Each year the Computing Research Association recognizes a small number of undergraduate students in their Outstanding Undergraduate Researcher Award competition – students who, as undergraduates, have conducted cutting-edge research working alongside faculty members, postdocs, and graduate students. CRA honors a Winner, a Runner-up, a small number of Finalists, and a larger (but still highly selective) number of Honorable Mentions, among both male and female students.
Three UW CSE students have been recognized in the 2015 competition: Saloni Parikh, KimYen Truong, and Brett Boston.

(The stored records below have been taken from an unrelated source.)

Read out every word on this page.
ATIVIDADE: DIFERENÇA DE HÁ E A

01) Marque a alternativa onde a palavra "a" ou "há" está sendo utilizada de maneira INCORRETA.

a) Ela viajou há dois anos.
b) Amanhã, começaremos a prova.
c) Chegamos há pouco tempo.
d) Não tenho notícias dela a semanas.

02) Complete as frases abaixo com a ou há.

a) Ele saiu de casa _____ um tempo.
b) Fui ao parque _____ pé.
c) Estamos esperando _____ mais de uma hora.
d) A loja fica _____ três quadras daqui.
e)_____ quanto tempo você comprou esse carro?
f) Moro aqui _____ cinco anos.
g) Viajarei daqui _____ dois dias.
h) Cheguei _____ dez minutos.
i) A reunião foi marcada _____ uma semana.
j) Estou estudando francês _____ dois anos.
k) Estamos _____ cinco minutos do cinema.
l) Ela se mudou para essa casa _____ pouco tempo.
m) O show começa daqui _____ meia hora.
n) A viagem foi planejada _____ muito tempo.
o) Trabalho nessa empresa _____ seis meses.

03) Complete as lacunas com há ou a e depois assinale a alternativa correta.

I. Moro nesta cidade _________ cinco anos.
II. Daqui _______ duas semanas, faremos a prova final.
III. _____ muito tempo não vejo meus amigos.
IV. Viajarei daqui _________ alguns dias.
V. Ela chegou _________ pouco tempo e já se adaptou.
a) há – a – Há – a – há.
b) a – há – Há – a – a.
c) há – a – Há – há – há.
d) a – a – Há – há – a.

Saloni was named a Finalist among women. Saloni is working with Gaetano Borriello, Richard Anderson, and Global Health faculty member Carey Farquhar to create a system for the longitudinal tracking of HIV discordant couples (where one is HIV positive and one negative) in Western Kenya over several years to determine which health intervention were most effective in saving the other partner from HIV infection.
KimYen was named an Honorable Mention among women. KimYen is working with Maya Cakmak to develop a low-cost robotic tutor for teaching language. It has been consistently demonstrated that an embodied robotic agent is significantly more effective in teaching than a virtual or disembodied agent delivering the same content. The specific idea of using robots to teach language came from the founders of a non-profit foundation that builds schools in Africa, where they have difficulty finding qualified English teachers or recruiting foreign teachers.

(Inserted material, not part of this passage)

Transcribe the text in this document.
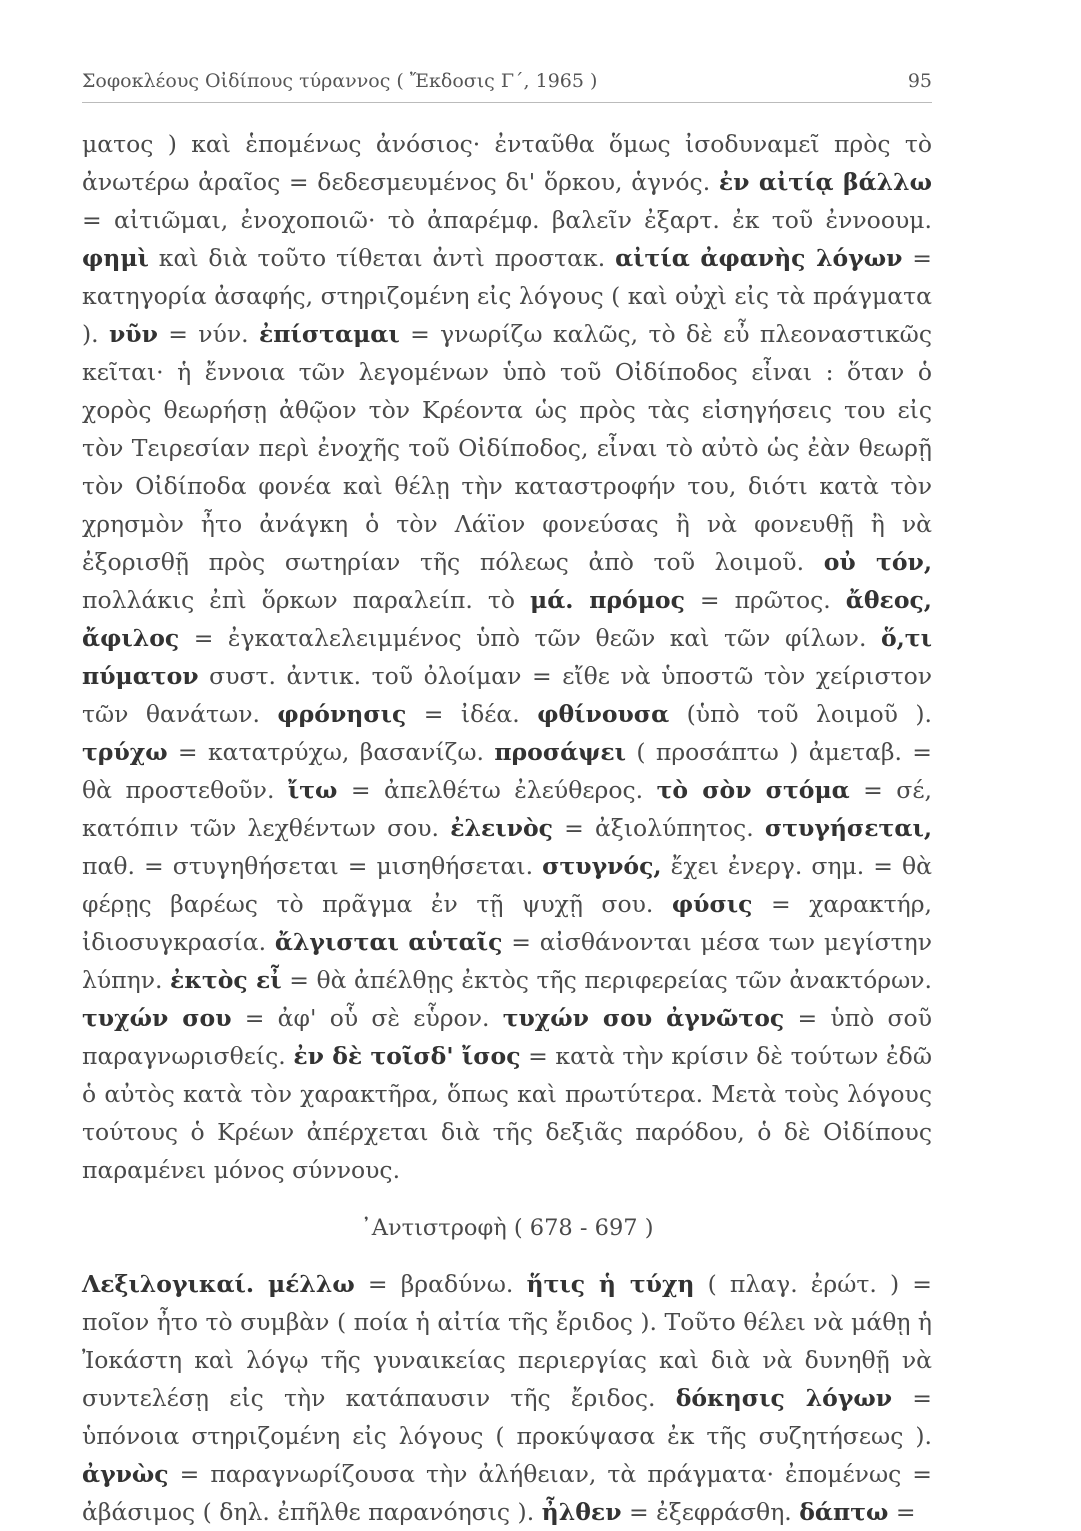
Σοφοκλέους Οἰδίπους τύραννος ( Ἔκδοσις Γ΄, 1965 )	95

ματος ) καὶ ἑπομένως ἀνόσιος· ἐνταῦθα ὅμως ἰσοδυναμεῖ πρὸς τὸ ἀνωτέρω ἀραῖος = δεδεσμευμένος δι' ὅρκου, ἁγνός. ἐν αἰτίᾳ βάλλω = αἰτιῶμαι, ἐνοχοποιῶ· τὸ ἀπαρέμφ. βαλεῖν ἐξαρτ. ἐκ τοῦ ἐννοουμ. φημὶ καὶ διὰ τοῦτο τίθεται ἀντὶ προστακ. αἰτία ἀφανὴς λόγων = κατηγορία ἀσαφής, στηριζομένη εἰς λόγους ( καὶ οὐχὶ εἰς τὰ πράγματα ). νῦν = νύν. ἐπίσταμαι = γνωρίζω καλῶς, τὸ δὲ εὖ πλεοναστικῶς κεῖται· ἡ ἔννοια τῶν λεγομένων ὑπὸ τοῦ Οἰδίποδος εἶναι : ὅταν ὁ χορὸς θεωρήσῃ ἀθῷον τὸν Κρέοντα ὡς πρὸς τὰς εἰσηγήσεις του εἰς τὸν Τειρεσίαν περὶ ἐνοχῆς τοῦ Οἰδίποδος, εἶναι τὸ αὐτὸ ὡς ἐὰν θεωρῇ τὸν Οἰδίποδα φονέα καὶ θέλῃ τὴν καταστροφήν του, διότι κατὰ τὸν χρησμὸν ἦτο ἀνάγκη ὁ τὸν Λάϊον φονεύσας ἢ νὰ φονευθῇ ἢ νὰ ἐξορισθῇ πρὸς σωτηρίαν τῆς πόλεως ἀπὸ τοῦ λοιμοῦ. οὐ τόν, πολλάκις ἐπὶ ὅρκων παραλείπ. τὸ μά. πρόμος = πρῶτος. ἄθεος, ἄφιλος = ἐγκαταλελειμμένος ὑπὸ τῶν θεῶν καὶ τῶν φίλων. ὅ,τι πύματον συστ. ἀντικ. τοῦ ὀλοίμαν = εἴθε νὰ ὑποστῶ τὸν χείριστον τῶν θανάτων. φρόνησις = ἰδέα. φθίνουσα (ὑπὸ τοῦ λοιμοῦ ). τρύχω = κατατρύχω, βασανίζω. προσάψει ( προσάπτω ) ἀμεταβ. = θὰ προστεθοῦν. ἴτω = ἀπελθέτω ἐλεύθερος. τὸ σὸν στόμα = σέ, κατόπιν τῶν λεχθέντων σου. ἐλεινὸς = ἀξιολύπητος. στυγήσεται, παθ. = στυγηθήσεται = μισηθήσεται. στυγνός, ἔχει ἐνεργ. σημ. = θὰ φέρῃς βαρέως τὸ πρᾶγμα ἐν τῇ ψυχῇ σου. φύσις = χαρακτήρ, ἰδιοσυγκρασία. ἄλγισται αὑταῖς = αἰσθάνονται μέσα των μεγίστην λύπην. ἐκτὸς εἶ = θὰ ἀπέλθῃς ἐκτὸς τῆς περιφερείας τῶν ἀνακτόρων. τυχών σου = ἀφ' οὗ σὲ εὗρον. τυχών σου ἀγνῶτος = ὑπὸ σοῦ παραγνωρισθείς. ἐν δὲ τοῖσδ' ἴσος = κατὰ τὴν κρίσιν δὲ τούτων ἐδῶ ὁ αὐτὸς κατὰ τὸν χαρακτῆρα, ὅπως καὶ πρωτύτερα. Μετὰ τοὺς λόγους τούτους ὁ Κρέων ἀπέρχεται διὰ τῆς δεξιᾶς παρόδου, ὁ δὲ Οἰδίπους παραμένει μόνος σύννους.

᾿Αντιστροφὴ ( 678 - 697 )

Λεξιλογικαί. μέλλω = βραδύνω. ἥτις ἡ τύχη ( πλαγ. ἐρώτ. ) = ποῖον ἦτο τὸ συμβὰν ( ποία ἡ αἰτία τῆς ἔριδος ). Τοῦτο θέλει νὰ μάθῃ ἡ Ἰοκάστη καὶ λόγῳ τῆς γυναικείας περιεργίας καὶ διὰ νὰ δυνηθῇ νὰ συντελέσῃ εἰς τὴν κατάπαυσιν τῆς ἔριδος. δόκησις λόγων = ὑπόνοια στηριζομένη εἰς λόγους ( προκύψασα ἐκ τῆς συζητήσεως ). ἀγνὼς = παραγνωρίζουσα τὴν ἀλήθειαν, τὰ πράγματα· ἐπομένως = ἀβάσιμος ( δηλ. ἐπῆλθε παρανόησις ). ἦλθεν = ἐξεφράσθη. δάπτω =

Brett was named the Runner-up among men. Brett is working with Dan Grossman, Luis Ceze, and senior graduate student Adrian Sampson on the area of approximate computing – the controversial (blasphemous?) idea of letting some computations be (occasionally) incorrect in order to improve performance or energy.
Congratulations to Saloni, KimYen, Brett, and all of UW CSE’s amazing students!
(Last we checked, over the past decade more students from UW CSE had been recognized in CRA’s Outstanding Undergraduate Researcher Award competition that from any other university. Go team!)